112 os bolsos quase vazios
Sair de casa, num emaranhado de teias intrincadas em que o sentido se resumia a um mero estar, uma constelação de pequenos nadas que ela lhe podia dar, mas que a contínua crise insistia em afastar.
Era cíclico voltar a entrar em depressão. Não queria ser o líder de facção nenhuma, ter de terminar os dias sem poder respirar as coisas normais, apenas e só porque tinha um objectivo diferente do que era considerado usual.

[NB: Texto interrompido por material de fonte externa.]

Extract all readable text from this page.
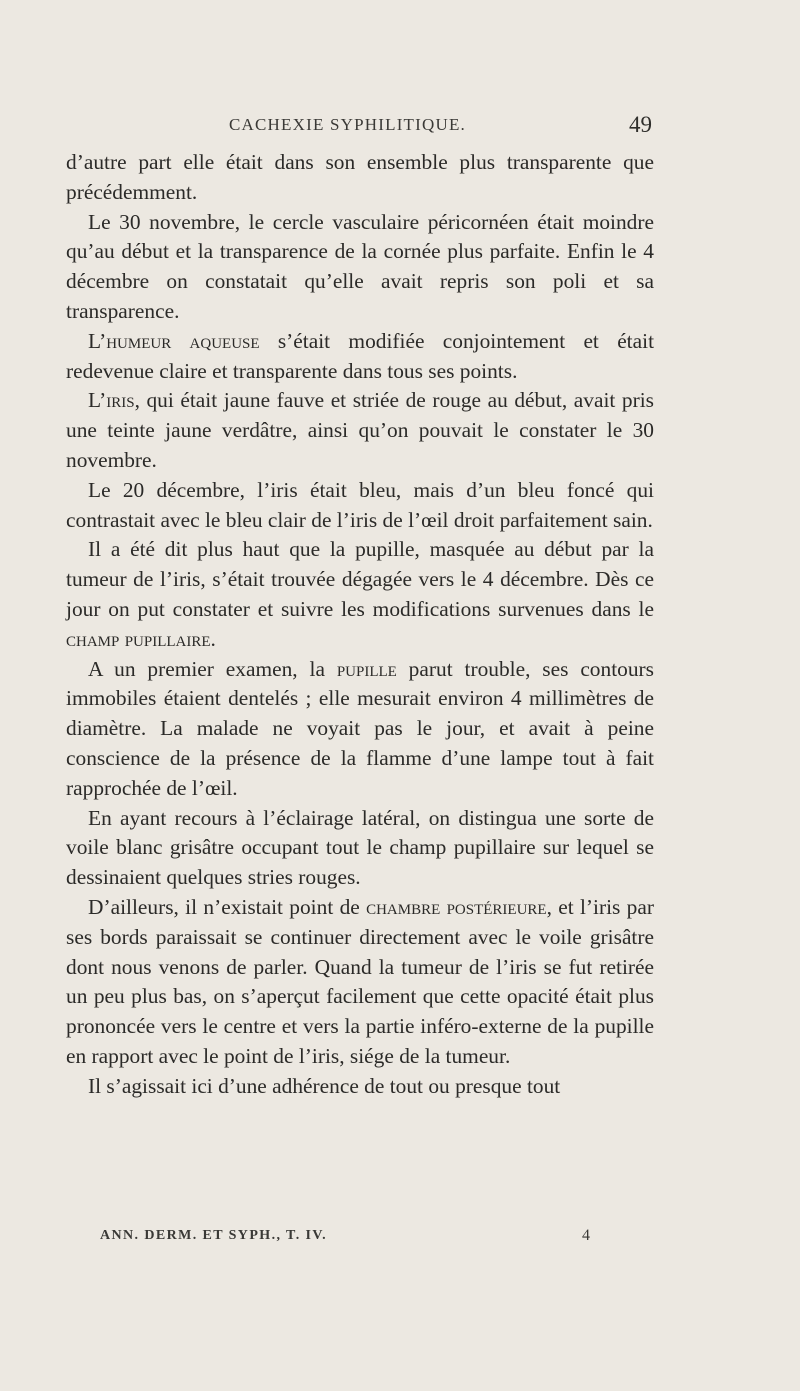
CACHEXIE SYPHILITIQUE.	49

d’autre part elle était dans son ensemble plus transparente que précédemment.

Le 30 novembre, le cercle vasculaire péricornéen était moindre qu’au début et la transparence de la cornée plus parfaite. Enfin le 4 décembre on constatait qu’elle avait repris son poli et sa transparence.

L’humeur aqueuse s’était modifiée conjointement et était redevenue claire et transparente dans tous ses points.

L’iris, qui était jaune fauve et striée de rouge au début, avait pris une teinte jaune verdâtre, ainsi qu’on pouvait le constater le 30 novembre.

Le 20 décembre, l’iris était bleu, mais d’un bleu foncé qui contrastait avec le bleu clair de l’iris de l’œil droit parfaitement sain.

Il a été dit plus haut que la pupille, masquée au début par la tumeur de l’iris, s’était trouvée dégagée vers le 4 décembre. Dès ce jour on put constater et suivre les modifications survenues dans le champ pupillaire.

A un premier examen, la pupille parut trouble, ses contours immobiles étaient dentelés ; elle mesurait environ 4 millimètres de diamètre. La malade ne voyait pas le jour, et avait à peine conscience de la présence de la flamme d’une lampe tout à fait rapprochée de l’œil.

En ayant recours à l’éclairage latéral, on distingua une sorte de voile blanc grisâtre occupant tout le champ pupillaire sur lequel se dessinaient quelques stries rouges.

D’ailleurs, il n’existait point de chambre postérieure, et l’iris par ses bords paraissait se continuer directement avec le voile grisâtre dont nous venons de parler. Quand la tumeur de l’iris se fut retirée un peu plus bas, on s’aperçut facilement que cette opacité était plus prononcée vers le centre et vers la partie inféro-externe de la pupille en rapport avec le point de l’iris, siége de la tumeur.

Il s’agissait ici d’une adhérence de tout ou presque tout

ANN. DERM. ET SYPH., T. IV.	4
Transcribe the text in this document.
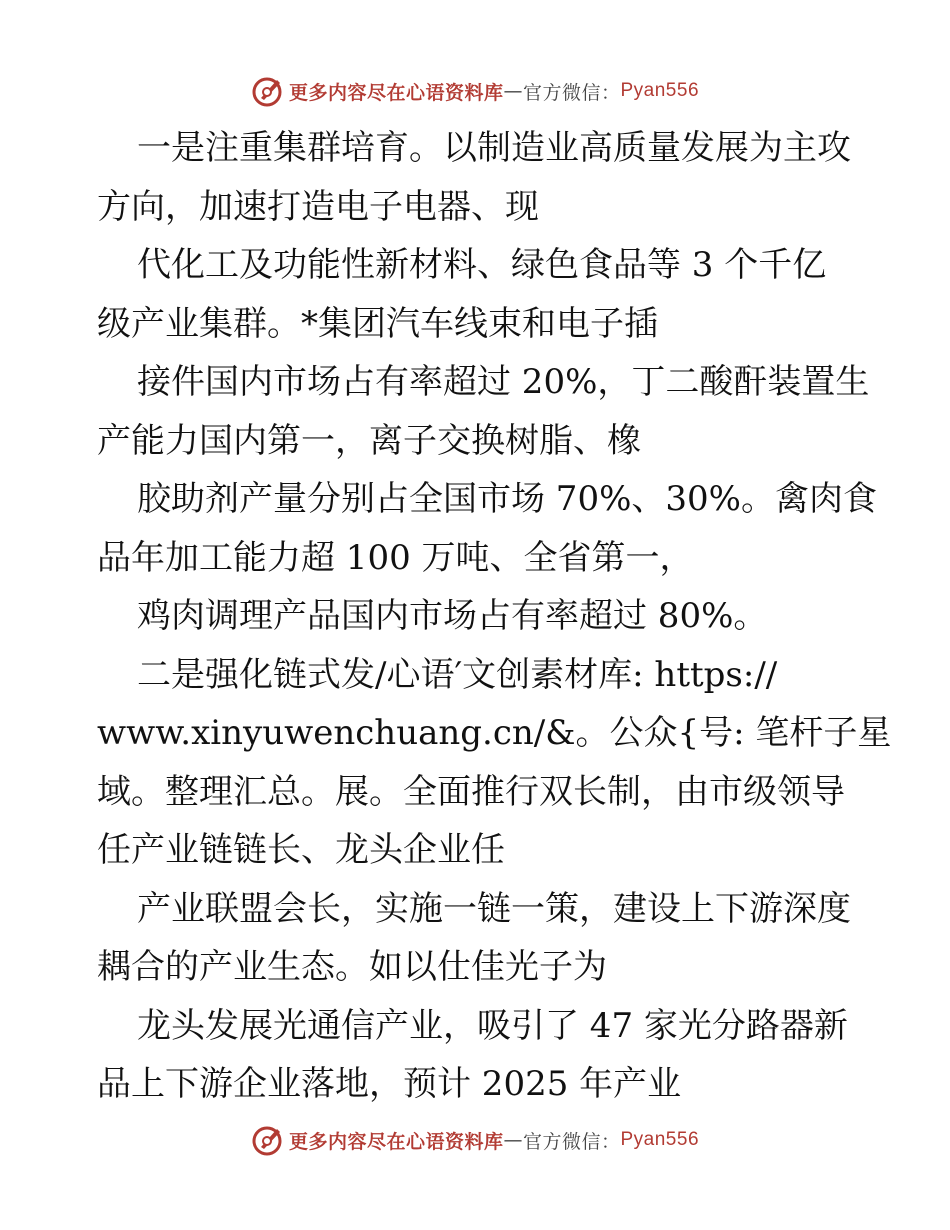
更多内容尽在心语资料库 — 官方微信： Pyan556
一是注重集群培育。以制造业高质量发展为主攻
方向，加速打造电子电器、现
代化工及功能性新材料、绿色食品等 3 个千亿
级产业集群。*集团汽车线束和电子插
接件国内市场占有率超过 20%，丁二酸酐装置生
产能力国内第一，离子交换树脂、橡
胶助剂产量分别占全国市场 70%、30%。禽肉食
品年加工能力超 100 万吨、全省第一，
鸡肉调理产品国内市场占有率超过 80%。
二是强化链式发/心语′文创素材库: https://
www.xinyuwenchuang.cn/&。公众{号: 笔杆子星
域。整理汇总。展。全面推行双长制，由市级领导
任产业链链长、龙头企业任
产业联盟会长，实施一链一策，建设上下游深度
耦合的产业生态。如以仕佳光子为
龙头发展光通信产业，吸引了 47 家光分路器新
品上下游企业落地，预计 2025 年产业
更多内容尽在心语资料库 — 官方微信： Pyan556
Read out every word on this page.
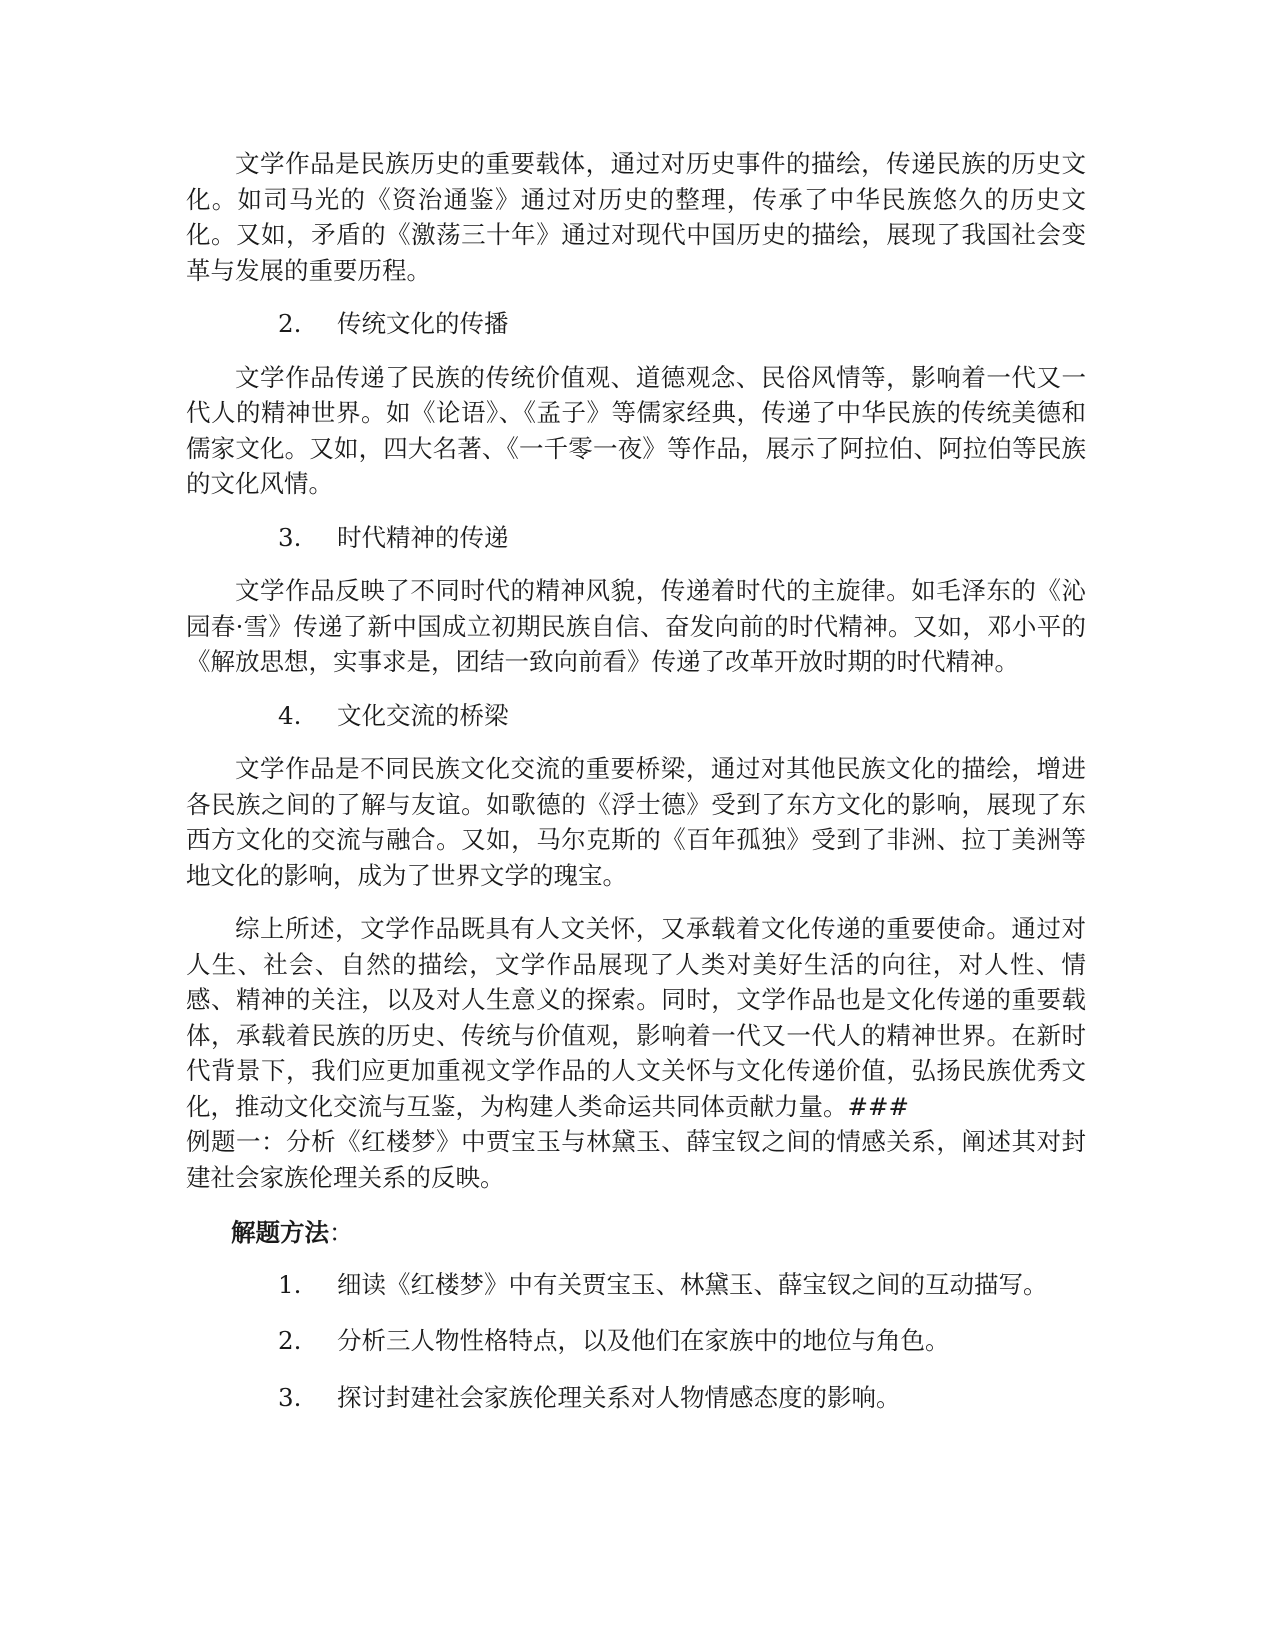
文学作品是民族历史的重要载体，通过对历史事件的描绘，传递民族的历史文化。如司马光的《资治通鉴》通过对历史的整理，传承了中华民族悠久的历史文化。又如，矛盾的《激荡三十年》通过对现代中国历史的描绘，展现了我国社会变革与发展的重要历程。

2. 传统文化的传播

文学作品传递了民族的传统价值观、道德观念、民俗风情等，影响着一代又一代人的精神世界。如《论语》、《孟子》等儒家经典，传递了中华民族的传统美德和儒家文化。又如，四大名著、《一千零一夜》等作品，展示了阿拉伯、阿拉伯等民族的文化风情。

3. 时代精神的传递

文学作品反映了不同时代的精神风貌，传递着时代的主旋律。如毛泽东的《沁园春·雪》传递了新中国成立初期民族自信、奋发向前的时代精神。又如，邓小平的《解放思想，实事求是，团结一致向前看》传递了改革开放时期的时代精神。

4. 文化交流的桥梁

文学作品是不同民族文化交流的重要桥梁，通过对其他民族文化的描绘，增进各民族之间的了解与友谊。如歌德的《浮士德》受到了东方文化的影响，展现了东西方文化的交流与融合。又如，马尔克斯的《百年孤独》受到了非洲、拉丁美洲等地文化的影响，成为了世界文学的瑰宝。

综上所述，文学作品既具有人文关怀，又承载着文化传递的重要使命。通过对人生、社会、自然的描绘，文学作品展现了人类对美好生活的向往，对人性、情感、精神的关注，以及对人生意义的探索。同时，文学作品也是文化传递的重要载体，承载着民族的历史、传统与价值观，影响着一代又一代人的精神世界。在新时代背景下，我们应更加重视文学作品的人文关怀与文化传递价值，弘扬民族优秀文化，推动文化交流与互鉴，为构建人类命运共同体贡献力量。###

例题一：分析《红楼梦》中贾宝玉与林黛玉、薛宝钗之间的情感关系，阐述其对封建社会家族伦理关系的反映。

解题方法：
1. 细读《红楼梦》中有关贾宝玉、林黛玉、薛宝钗之间的互动描写。
2. 分析三人物性格特点，以及他们在家族中的地位与角色。
3. 探讨封建社会家族伦理关系对人物情感态度的影响。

Como corromper as ideias feitas de uma espécie condenada ao extermínio? Haveriam sempre os corruptores endiabrados que equilibravam a sua balança para o Apocalipse ou os guerreiros da ordem celestial que harmonizariam o universo pela punição dos pecadores. Ele não queria saber de nada disso e cada vez mais imaginava-se como um mero joguete nas mãos dos dois mitos, envelhecidos e sem controlo pelas suas jogadas mirabolantes.
Tinha o seu amor longe nos dias em que vagueava de pés bem assentes no chão e apenas a amava com loucura nas guerras da purificação da falta de vontade própria. Nestes dias de alma vazia era normal que se escapassem torrentes de lágrimas.
Não, não se permitiria mais vaguear ao seu próprio abandono, como se os sonhos mais negros deixassem de ser fonte de purificação para passarem a ser uma dor de sentido ausente.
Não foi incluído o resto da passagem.